Spatial Markov Model of Anomalous Transport Through Random Lattice Networks

Flow through lattice networks with quenched disorder exhibits a strong correlation in the velocity field, even if the link transmissivities are uncorrelated. This feature, which is a consequence of the divergence-free constraint, induces anomalous transport of passive particles carried by the flow. We propose a Lagrangian statistical model that takes the form of a continuous time random walk with correlated velocities derived from a genuinely multidimensional Markov process in space. The model captures the anomalous (non-Fickian) longitudinal and transverse spreading, and the tail of the mean first-passage time observed in the Monte Carlo simulations of particle transport. We show that reproducing these fundamental aspects of transport in disordered systems requires honoring the correlation in the Lagrangian velocity.

Figure 1

(a) Schematic of the lattice network considered here, with two sets of links with orientation $\pm \alpha =\pm \pi /4$ and spacing $l=1$. (b) Particle distribution at nodes (represented by circles of different sizes) at $t=30$ for a single realization after injection at the origin at $t=0$.

Figure 2

(a) Aggregate transition matrix for $N=100$ velocity classes distributed with logarithmic scale. (b) Transition probabilities after $m=5$ steps from direct Monte Carlo computation (blue solid line) and calculated from the Markov assumption (green symbols).

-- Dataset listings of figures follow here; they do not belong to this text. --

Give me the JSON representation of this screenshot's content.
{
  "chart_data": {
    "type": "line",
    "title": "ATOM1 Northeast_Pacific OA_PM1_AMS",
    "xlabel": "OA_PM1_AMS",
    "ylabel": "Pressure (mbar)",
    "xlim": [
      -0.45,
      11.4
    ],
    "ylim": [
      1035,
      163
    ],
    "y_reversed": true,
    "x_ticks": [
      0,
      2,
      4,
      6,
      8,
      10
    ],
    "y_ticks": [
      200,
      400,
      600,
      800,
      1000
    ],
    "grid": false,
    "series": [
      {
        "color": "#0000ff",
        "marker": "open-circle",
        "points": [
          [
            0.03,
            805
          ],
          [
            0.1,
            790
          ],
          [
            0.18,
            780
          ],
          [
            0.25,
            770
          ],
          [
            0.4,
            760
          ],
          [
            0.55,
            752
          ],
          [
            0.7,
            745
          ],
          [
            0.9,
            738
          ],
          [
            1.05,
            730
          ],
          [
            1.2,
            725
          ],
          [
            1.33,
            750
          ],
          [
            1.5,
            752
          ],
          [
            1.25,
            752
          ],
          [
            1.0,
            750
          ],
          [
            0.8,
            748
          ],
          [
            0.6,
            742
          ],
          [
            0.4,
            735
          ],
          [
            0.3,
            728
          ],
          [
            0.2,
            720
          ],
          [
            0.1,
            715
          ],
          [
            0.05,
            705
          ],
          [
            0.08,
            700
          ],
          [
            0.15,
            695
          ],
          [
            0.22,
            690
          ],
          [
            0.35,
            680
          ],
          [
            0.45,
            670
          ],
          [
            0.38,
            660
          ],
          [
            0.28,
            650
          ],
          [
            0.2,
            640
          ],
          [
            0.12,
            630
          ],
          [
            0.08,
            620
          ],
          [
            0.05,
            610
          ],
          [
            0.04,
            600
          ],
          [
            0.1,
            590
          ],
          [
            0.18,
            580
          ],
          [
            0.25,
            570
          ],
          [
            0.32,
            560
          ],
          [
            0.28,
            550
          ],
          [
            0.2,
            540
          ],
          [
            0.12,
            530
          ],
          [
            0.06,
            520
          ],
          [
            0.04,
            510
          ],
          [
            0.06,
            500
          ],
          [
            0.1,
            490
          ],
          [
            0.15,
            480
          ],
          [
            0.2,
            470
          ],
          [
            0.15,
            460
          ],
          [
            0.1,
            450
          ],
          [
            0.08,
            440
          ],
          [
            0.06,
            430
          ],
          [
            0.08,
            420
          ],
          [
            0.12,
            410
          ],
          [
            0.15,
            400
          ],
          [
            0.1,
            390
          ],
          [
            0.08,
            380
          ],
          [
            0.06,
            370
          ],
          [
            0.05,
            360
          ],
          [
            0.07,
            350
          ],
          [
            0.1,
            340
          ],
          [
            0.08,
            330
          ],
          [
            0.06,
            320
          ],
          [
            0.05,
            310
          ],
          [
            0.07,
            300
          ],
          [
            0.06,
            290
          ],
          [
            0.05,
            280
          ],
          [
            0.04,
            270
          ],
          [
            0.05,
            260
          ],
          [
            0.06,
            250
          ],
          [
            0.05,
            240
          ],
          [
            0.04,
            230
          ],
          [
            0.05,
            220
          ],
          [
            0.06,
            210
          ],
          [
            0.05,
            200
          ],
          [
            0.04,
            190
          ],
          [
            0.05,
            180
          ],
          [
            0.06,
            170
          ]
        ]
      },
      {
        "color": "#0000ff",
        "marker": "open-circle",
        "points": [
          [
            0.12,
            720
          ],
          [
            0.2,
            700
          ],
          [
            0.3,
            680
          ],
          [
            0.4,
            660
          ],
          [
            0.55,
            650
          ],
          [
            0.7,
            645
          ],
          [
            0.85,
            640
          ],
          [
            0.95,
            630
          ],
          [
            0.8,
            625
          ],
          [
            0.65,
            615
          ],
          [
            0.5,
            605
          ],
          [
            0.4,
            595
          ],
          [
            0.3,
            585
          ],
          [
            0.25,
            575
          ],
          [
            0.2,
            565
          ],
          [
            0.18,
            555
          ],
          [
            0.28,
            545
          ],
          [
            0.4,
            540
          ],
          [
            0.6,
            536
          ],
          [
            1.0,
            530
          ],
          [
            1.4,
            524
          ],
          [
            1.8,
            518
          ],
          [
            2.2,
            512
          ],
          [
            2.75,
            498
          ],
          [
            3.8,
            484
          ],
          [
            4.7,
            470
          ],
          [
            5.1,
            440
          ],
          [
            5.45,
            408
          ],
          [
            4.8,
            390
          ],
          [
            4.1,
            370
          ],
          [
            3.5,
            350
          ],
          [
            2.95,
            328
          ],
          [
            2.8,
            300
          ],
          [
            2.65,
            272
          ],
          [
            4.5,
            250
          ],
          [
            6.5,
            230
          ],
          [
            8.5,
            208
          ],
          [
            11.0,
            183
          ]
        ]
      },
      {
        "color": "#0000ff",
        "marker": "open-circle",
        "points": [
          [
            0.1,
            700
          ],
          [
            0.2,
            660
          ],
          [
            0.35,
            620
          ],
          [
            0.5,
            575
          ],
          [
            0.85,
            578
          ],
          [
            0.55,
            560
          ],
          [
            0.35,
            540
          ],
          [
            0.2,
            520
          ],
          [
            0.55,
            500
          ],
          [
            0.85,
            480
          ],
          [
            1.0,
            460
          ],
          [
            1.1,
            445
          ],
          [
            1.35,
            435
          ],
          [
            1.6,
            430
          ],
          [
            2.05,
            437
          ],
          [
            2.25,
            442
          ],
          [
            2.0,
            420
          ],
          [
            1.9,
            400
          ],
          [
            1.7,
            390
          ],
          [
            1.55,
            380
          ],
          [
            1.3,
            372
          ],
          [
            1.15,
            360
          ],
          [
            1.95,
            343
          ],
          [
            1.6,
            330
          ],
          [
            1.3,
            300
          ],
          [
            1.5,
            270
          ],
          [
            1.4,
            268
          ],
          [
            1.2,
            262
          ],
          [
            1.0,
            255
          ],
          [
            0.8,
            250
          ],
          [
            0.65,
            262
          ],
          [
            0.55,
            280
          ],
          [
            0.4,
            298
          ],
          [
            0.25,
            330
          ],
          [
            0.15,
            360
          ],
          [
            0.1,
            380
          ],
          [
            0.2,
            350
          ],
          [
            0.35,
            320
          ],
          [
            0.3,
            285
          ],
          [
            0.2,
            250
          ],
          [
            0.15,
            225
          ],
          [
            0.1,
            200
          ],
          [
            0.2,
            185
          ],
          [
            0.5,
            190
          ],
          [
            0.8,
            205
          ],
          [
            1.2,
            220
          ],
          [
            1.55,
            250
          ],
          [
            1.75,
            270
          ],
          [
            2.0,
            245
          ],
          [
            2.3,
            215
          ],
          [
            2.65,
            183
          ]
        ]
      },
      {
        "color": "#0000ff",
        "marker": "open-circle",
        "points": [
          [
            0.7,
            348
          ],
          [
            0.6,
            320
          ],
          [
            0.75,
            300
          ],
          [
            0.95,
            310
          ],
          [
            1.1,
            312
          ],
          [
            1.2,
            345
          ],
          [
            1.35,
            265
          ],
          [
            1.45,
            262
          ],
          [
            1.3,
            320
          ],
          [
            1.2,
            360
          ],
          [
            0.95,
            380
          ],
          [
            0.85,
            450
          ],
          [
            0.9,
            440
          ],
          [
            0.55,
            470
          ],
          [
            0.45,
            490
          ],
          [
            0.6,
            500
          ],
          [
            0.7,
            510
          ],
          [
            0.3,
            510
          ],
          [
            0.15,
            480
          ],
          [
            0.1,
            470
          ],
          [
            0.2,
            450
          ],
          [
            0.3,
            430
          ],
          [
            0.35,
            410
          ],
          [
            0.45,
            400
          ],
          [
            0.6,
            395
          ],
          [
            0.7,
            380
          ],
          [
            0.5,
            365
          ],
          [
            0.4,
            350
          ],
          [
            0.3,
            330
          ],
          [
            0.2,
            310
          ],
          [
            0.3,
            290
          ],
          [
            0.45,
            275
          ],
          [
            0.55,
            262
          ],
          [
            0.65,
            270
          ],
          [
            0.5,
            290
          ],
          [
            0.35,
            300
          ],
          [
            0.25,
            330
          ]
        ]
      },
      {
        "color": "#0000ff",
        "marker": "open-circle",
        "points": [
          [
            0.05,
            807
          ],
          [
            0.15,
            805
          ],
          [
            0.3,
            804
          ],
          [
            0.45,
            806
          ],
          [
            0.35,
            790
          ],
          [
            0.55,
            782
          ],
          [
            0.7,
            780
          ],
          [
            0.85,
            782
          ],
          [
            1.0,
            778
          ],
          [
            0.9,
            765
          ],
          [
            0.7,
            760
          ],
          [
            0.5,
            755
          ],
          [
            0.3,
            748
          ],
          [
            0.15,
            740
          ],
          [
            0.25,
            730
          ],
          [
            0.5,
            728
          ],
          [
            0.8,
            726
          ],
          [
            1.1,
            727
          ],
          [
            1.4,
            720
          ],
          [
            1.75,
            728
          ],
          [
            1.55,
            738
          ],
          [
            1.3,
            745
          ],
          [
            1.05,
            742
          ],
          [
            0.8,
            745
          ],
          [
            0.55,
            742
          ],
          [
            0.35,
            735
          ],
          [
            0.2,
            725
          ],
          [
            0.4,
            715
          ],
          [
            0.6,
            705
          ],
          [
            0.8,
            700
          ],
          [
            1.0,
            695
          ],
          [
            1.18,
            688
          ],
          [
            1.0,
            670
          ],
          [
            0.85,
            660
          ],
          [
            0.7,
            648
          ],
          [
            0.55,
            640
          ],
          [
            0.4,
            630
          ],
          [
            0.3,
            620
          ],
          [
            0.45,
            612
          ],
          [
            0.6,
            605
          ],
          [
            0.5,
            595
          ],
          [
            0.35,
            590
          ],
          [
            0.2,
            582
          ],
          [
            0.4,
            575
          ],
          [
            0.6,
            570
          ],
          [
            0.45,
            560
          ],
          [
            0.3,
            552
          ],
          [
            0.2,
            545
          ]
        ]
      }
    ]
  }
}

Shown are probability densities for two initial velocity classes: a low velocity class ($j=5,\circ$), and a high velocity class ($j=90,*$). Inset: Probability of returning to the same initial velocity class as a function of the number of steps for a high initial velocity (class $j=90$).

Figure 3

Contour plot of the mean particle density at $t=5\times {10}^2$, computed from direct Monte Carlo simulation (blue solid line), correlated CTRW model (green solid line), and uncorrelated CTRW model (red solid line).

Figure 4

(a) Time evolution of the longitudinal MSD. Inset: Transverse MSD. (b) Cumulative FPT distribution.